Bolsonaro admitiu possibilidade de decretação de estado de sítio
Bolsonaro vem negando em entrevistas qualquer intenção de golpe de Estado. “Uma loucura falar em golpe, uma loucura. Golpe com um general da reserva e cinco oficiais? E outra coisa, golpe existe em cima de uma autoridade constituída, que já tomou posse. O Lula tinha tomado posse? Ninguém tinha tomado posse. Só se fosse em cima de mim o golpe”, declarou Bolsonaro em Brasília, na segunda-feira (25).

Na mesma ocasião, o ex-presidente afirmou que chegou a analisar a possibilidade de decretar estado de sítio após a eleição presidencial de 2022, mas descartou a medida e negou qualquer envolvimento em planos de golpe de Estado. Ele afirmou que todas as ações avaliadas respeitaram os limites constitucionais. “Jamais faria algo fora das quatro linhas”, declarou.

O estado de sítio é a medida mais extrema prevista pela Constituição e pode ser acionado pelo presidente em situações que ameacem a ordem e estabilidade do país, como uma grave comoção nacional, estado de guerra ou agressão estrangeira. Está regulado na Constituição e exige autorização do Congresso Nacional, após consulta ao Conselho da República e ao Conselho de Defesa Nacional, que emitem pareceres não vinculativos sobre a necessidade da medida.

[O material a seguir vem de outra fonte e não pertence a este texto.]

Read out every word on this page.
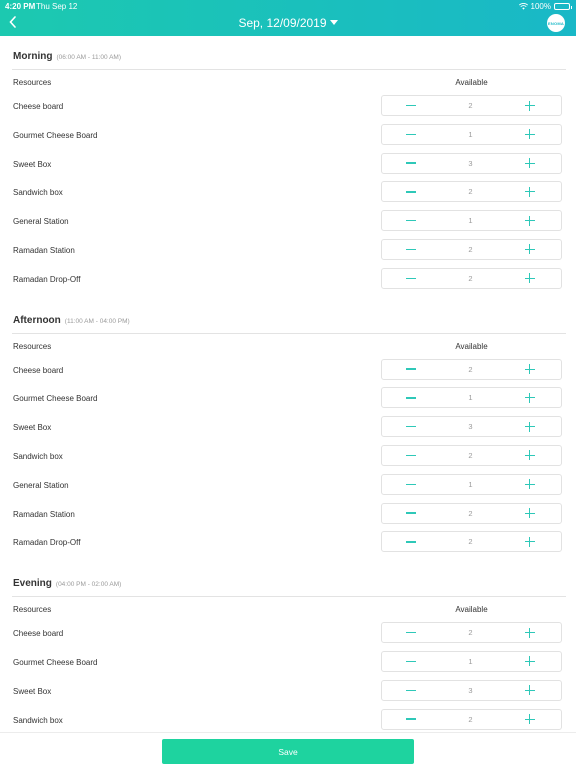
4:20 PM Thu Sep 12	100%
Sep, 12/09/2019	ENOMA
Morning (06:00 AM - 11:00 AM)
Resources	Available
Cheese board	2
Gourmet Cheese Board	1
Sweet Box	3
Sandwich box	2
General Station	1
Ramadan Station	2
Ramadan Drop-Off	2
Afternoon (11:00 AM - 04:00 PM)
Resources	Available
Cheese board	2
Gourmet Cheese Board	1
Sweet Box	3
Sandwich box	2
General Station	1
Ramadan Station	2
Ramadan Drop-Off	2
Evening (04:00 PM - 02:00 AM)
Resources	Available
Cheese board	2
Gourmet Cheese Board	1
Sweet Box	3
Sandwich box	2
Save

Após a autorização, o presidente pode suspender garantias constitucionais, como o sigilo de comunicações e a liberdade de reunião. O decreto deve especificar a duração da medida, as normas aplicáveis e as garantias suspensas, com o estado de sítio limitado a 30 dias, prorrogáveis por períodos iguais, sempre com nova aprovação do Congresso.